The .or() method signature on RegexBuilder is:
or<OtherCaptures>(
  builder: RegexBuilder<OtherCaptures, OtherFlags>
): RegexBuilder<Partial<TCaptures> & Partial<OtherCaptures>, TFlags>
Both sides are wrapped in Partial. This is the correct model because the regex engine can only take one branch at a time — you cannot know at compile time which branch succeeded, so all captures from both branches become optional (string | undefined). After an isMatch check you still have to narrow further if you want to treat a specific capture as definitely present:
if (result.isMatch) {
  if (result.a !== undefined) {
    // result.a is string here
    console.log('Matched branch A:', result.a);
  } else if (result.b !== undefined) {
    // result.b is string here
    console.log('Matched branch B:', result.b);
  }
}

Building character ranges with .or()

.or() is also the correct way to compose character class alternatives when you need type-safe range composition. The auto-escaping rules mean you cannot inject raw range syntax like a-z into .anyOf() — instead you chain .range().or().
import { rx } from '@fajarnugraha37/ts-rex';

// Composes to: (?:(?:(?:[a-z]|[A-Z])|[0-9])|[.\-])
const alphanumericAndDot = rx()
  .range('a', 'z')
  .or(rx().range('A', 'Z'))
  .or(rx().range('0', '9'))
  .or(rx().anyOf('.-'));
Because none of these intermediate builders contain .capture(), all TCaptures states are Record<never, never> and the resulting Partial wrapping has no visible effect on the final type. The composition is purely structural.

A more complex alternation with multiple branches

You can chain .or() more than once to build multi-branch alternations. Each call wraps the accumulated left side in Partial again.
import { rx } from '@fajarnugraha37/ts-rex';

const pattern = rx()
  .capture('hex', rx().literal('#').oneOrMore(rx().range('0', '9').or(rx().range('a', 'f'))))
  .or(
    rx().capture('rgb', rx().literal('rgb(').oneOrMore(rx().digit()).literal(')'))
  )
  .or(
    rx().capture('named', rx().oneOrMore(rx().wordChar()))
  )
  .compile();

const result = pattern.exec('#ff0000');

if (result.isMatch) {
  // All three captures are string | undefined
  console.log(result.hex);   // "#ff0000"
  console.log(result.rgb);   // undefined
  console.log(result.named); // undefined
}
The inferred type of the success branch is:
{
  isMatch: true;
  match:   string;
  hex?:    string;
  rgb?:    string;
  named?:  string;
}
The compiled regex for .or() uses non-capturing group wrapping: (?:left|right).

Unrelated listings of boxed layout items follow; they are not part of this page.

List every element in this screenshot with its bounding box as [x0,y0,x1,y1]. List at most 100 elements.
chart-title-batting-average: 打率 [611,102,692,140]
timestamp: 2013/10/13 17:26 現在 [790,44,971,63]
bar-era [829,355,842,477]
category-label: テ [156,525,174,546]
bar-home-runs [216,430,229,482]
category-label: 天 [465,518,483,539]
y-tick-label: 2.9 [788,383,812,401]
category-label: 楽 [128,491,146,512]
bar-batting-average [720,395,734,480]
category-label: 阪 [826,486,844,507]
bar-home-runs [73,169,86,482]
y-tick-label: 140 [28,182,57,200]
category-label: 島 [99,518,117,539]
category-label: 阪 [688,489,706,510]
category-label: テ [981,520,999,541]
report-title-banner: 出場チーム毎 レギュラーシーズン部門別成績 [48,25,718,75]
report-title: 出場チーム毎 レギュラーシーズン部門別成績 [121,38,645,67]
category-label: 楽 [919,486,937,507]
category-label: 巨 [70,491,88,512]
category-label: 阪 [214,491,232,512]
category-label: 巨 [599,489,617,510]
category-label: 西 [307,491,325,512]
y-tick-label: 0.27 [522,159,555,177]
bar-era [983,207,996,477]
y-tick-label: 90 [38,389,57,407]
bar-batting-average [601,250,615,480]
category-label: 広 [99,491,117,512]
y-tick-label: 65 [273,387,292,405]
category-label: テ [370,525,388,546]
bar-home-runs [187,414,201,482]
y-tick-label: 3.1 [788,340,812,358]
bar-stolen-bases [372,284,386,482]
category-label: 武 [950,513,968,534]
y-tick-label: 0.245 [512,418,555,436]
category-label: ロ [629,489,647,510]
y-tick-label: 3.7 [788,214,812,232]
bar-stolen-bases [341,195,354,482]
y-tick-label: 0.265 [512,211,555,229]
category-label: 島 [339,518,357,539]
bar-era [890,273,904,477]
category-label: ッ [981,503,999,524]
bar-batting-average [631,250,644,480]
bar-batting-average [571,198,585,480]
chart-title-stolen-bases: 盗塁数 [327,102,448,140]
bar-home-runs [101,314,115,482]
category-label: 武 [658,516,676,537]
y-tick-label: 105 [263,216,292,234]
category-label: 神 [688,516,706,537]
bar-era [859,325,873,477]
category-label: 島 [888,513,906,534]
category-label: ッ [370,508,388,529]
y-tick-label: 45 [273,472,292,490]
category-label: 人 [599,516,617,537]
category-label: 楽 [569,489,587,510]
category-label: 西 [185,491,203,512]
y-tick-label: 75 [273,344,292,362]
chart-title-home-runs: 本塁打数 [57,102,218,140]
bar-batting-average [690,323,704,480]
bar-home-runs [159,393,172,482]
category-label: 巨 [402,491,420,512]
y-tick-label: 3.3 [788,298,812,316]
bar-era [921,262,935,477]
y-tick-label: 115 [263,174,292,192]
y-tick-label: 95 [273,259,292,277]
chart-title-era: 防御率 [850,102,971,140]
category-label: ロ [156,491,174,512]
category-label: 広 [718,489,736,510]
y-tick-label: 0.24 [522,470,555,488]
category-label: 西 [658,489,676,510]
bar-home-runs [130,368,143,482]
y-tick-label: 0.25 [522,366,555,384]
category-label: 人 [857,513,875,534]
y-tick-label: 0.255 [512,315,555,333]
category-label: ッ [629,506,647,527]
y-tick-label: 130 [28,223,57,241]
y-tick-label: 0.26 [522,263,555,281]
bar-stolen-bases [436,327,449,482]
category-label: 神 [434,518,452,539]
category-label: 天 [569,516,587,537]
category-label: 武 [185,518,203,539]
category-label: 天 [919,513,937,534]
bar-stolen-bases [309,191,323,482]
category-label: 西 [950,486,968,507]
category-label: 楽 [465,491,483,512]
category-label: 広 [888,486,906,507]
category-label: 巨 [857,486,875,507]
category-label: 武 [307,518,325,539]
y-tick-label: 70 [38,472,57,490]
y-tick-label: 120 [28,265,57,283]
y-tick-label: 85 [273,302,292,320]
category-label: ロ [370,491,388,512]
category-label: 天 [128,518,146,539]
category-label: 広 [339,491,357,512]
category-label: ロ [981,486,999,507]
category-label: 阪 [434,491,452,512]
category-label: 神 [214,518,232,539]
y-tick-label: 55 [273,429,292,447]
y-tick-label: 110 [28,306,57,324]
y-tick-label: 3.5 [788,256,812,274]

The outer group ensures the alternation is properly delimited when other tokens follow.

Narrowing after .or()

Since all captures from an alternation are string | undefined, you narrow them the same way you would any optional property in TypeScript — a simple inequality check against undefined.
if (result.isMatch) {
  if (result.hex !== undefined) {
    // TypeScript narrows result.hex to string
    applyHexColor(result.hex);
  } else if (result.rgb !== undefined) {
    applyRgbColor(result.rgb);
  } else if (result.named !== undefined) {
    applyNamedColor(result.named);
  }
}
Because the branches are mutually exclusive at runtime, at most one of the captures will be a string at any given time. TypeScript cannot express this as a true discriminated union — it only sees the Partial intersection — but the runtime behaviour is correct, and the narrowing pattern above is safe and idiomatic.